Monday, May 30, 2005


God Qua Science

Jim Remsen of the The Philidelphi Inquirer recently ran an exchange between evolutionary biologist Stacey Ake and biblical creationist Paul G. Humber over teaching the concept in science classes. Here's a sample:
Inquirer(to Humber): Critics say that where the evolutionary approach is always adjusting and is open to the results as they appear, your side knows its conclusion already and isn't open to evidence that's contrary to the biblical account.

Humber: One of the things I have found interesting is how very faithful the Bible is to anticipating modern science. George Washington, the science of his day said if you had bad blood, you have to drain the blood. And in Leviticus, it says the life of the flesh is in the blood. Now, how does man know that? Well, it's revealed. In Psalm 74, it talks about God stretching out the sky, the heavens, and that is very consistent with the idea of an expanding space.

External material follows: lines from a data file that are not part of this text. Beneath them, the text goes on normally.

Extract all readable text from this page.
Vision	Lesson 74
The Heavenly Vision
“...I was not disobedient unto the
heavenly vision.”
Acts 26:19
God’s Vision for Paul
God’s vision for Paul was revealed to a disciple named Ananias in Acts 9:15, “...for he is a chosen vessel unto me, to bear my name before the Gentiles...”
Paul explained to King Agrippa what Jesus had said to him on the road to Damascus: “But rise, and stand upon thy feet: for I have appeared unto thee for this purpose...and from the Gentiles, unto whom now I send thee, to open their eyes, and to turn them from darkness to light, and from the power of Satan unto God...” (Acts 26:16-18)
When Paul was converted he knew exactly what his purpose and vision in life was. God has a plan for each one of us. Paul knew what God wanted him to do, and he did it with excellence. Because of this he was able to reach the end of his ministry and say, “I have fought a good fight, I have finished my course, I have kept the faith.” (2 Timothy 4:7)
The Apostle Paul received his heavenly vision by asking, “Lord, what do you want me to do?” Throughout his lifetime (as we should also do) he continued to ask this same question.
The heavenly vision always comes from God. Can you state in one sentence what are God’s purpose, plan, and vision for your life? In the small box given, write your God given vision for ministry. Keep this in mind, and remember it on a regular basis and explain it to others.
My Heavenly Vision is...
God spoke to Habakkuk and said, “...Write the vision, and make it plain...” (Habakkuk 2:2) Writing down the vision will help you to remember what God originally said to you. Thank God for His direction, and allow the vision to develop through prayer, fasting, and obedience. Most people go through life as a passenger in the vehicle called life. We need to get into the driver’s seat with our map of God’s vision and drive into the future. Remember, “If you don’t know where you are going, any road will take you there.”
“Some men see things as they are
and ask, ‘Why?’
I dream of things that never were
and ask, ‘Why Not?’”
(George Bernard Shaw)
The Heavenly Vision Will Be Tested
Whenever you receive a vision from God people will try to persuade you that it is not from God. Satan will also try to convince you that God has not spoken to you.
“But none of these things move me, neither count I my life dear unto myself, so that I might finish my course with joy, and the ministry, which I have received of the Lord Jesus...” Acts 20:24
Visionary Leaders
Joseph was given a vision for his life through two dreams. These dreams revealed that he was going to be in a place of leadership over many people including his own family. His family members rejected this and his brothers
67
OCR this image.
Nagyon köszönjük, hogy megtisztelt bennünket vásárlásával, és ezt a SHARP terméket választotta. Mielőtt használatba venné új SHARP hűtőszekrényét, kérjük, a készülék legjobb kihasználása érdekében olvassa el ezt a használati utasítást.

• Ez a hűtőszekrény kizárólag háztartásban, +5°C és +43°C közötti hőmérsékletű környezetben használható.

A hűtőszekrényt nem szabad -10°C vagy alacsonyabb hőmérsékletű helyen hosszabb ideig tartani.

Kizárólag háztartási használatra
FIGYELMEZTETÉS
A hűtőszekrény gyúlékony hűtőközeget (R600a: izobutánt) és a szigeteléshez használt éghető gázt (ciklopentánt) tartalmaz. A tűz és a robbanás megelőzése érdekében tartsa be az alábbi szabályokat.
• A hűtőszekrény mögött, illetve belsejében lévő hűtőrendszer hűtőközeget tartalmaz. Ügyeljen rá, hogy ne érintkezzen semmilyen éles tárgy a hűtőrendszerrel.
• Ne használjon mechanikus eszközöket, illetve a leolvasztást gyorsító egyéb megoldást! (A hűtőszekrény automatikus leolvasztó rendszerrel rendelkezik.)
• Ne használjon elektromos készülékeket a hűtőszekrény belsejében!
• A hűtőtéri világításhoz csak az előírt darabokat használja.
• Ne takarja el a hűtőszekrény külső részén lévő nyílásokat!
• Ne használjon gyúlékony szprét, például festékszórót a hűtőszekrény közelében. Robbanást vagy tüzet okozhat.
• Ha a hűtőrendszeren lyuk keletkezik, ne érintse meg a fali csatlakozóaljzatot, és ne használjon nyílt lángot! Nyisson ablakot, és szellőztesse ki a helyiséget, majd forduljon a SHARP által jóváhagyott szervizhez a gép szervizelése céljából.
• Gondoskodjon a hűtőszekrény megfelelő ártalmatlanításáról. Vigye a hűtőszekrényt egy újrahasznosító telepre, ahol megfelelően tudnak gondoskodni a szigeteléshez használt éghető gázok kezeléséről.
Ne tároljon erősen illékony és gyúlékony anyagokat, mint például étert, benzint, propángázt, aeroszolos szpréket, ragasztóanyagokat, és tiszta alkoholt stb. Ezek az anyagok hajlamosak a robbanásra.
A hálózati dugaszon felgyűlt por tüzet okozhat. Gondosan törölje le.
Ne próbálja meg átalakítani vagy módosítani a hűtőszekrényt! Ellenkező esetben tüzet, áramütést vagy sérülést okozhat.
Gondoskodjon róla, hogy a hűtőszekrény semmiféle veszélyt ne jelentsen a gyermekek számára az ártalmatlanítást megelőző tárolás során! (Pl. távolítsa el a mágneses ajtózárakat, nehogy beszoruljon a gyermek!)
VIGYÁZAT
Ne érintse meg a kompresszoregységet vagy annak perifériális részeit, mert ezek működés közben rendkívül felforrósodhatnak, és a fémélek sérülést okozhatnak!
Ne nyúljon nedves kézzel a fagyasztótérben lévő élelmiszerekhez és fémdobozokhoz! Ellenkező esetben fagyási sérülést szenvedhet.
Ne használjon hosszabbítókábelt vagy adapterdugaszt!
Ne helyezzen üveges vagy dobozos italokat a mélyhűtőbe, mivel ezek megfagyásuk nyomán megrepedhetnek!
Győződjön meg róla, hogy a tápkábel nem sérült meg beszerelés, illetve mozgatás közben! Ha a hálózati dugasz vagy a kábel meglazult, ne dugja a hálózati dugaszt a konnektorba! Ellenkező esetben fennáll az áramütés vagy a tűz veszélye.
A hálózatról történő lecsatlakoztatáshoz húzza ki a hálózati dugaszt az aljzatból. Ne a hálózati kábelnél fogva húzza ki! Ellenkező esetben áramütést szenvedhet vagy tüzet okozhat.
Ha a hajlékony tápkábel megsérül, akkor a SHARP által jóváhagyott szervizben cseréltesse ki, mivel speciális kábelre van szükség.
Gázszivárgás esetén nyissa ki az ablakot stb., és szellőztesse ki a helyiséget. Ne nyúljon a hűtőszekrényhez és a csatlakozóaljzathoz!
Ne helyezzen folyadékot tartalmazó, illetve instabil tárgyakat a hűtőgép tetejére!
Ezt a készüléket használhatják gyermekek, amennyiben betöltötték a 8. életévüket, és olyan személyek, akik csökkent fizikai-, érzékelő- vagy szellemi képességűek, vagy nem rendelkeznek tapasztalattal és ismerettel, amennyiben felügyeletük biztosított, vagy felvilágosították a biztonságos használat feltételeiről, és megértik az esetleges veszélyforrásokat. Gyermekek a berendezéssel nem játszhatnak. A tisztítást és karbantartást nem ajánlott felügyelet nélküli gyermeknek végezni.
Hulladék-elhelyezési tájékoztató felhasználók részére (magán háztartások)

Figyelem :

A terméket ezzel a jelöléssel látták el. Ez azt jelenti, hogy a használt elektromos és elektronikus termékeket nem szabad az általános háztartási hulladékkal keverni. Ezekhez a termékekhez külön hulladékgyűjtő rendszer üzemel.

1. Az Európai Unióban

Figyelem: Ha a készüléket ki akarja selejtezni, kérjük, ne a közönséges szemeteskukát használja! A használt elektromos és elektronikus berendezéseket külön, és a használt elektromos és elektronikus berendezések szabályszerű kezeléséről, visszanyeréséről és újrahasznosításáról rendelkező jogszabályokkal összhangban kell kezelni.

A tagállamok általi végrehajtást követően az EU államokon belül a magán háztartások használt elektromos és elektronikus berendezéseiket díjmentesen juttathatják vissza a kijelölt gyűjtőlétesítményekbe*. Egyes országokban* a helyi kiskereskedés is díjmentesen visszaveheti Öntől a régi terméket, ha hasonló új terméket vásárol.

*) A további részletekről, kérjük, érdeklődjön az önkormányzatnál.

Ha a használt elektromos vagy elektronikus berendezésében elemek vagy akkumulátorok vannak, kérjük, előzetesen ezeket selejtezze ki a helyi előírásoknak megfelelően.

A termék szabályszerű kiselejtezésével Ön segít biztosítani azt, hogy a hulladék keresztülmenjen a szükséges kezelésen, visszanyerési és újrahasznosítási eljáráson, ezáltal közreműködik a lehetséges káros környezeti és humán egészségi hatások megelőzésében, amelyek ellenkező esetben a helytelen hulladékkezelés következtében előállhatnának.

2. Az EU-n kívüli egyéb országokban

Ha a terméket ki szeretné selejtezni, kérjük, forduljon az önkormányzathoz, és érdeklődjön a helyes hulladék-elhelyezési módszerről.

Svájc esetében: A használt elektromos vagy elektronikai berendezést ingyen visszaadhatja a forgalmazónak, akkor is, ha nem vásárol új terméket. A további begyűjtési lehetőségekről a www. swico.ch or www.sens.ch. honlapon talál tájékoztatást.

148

Ake: What I have a problem with is saying it's OK that we have an expanding universe because the Bible says it's so, and science agrees with us. Good science. But when it disagrees, bad science. This is something that scientists from experience have a negative gut reaction to, because they're right back into the Soviets trying to control genetics, the Nazis trying to do the same thing... . Science can say nothing about God qua science. That's why science cannot say that there isn't a God, either. And people who say that evolution thus proposes atheism are also wrong.

RSR wants to thank reader T. Flatley for bringing it to our attention.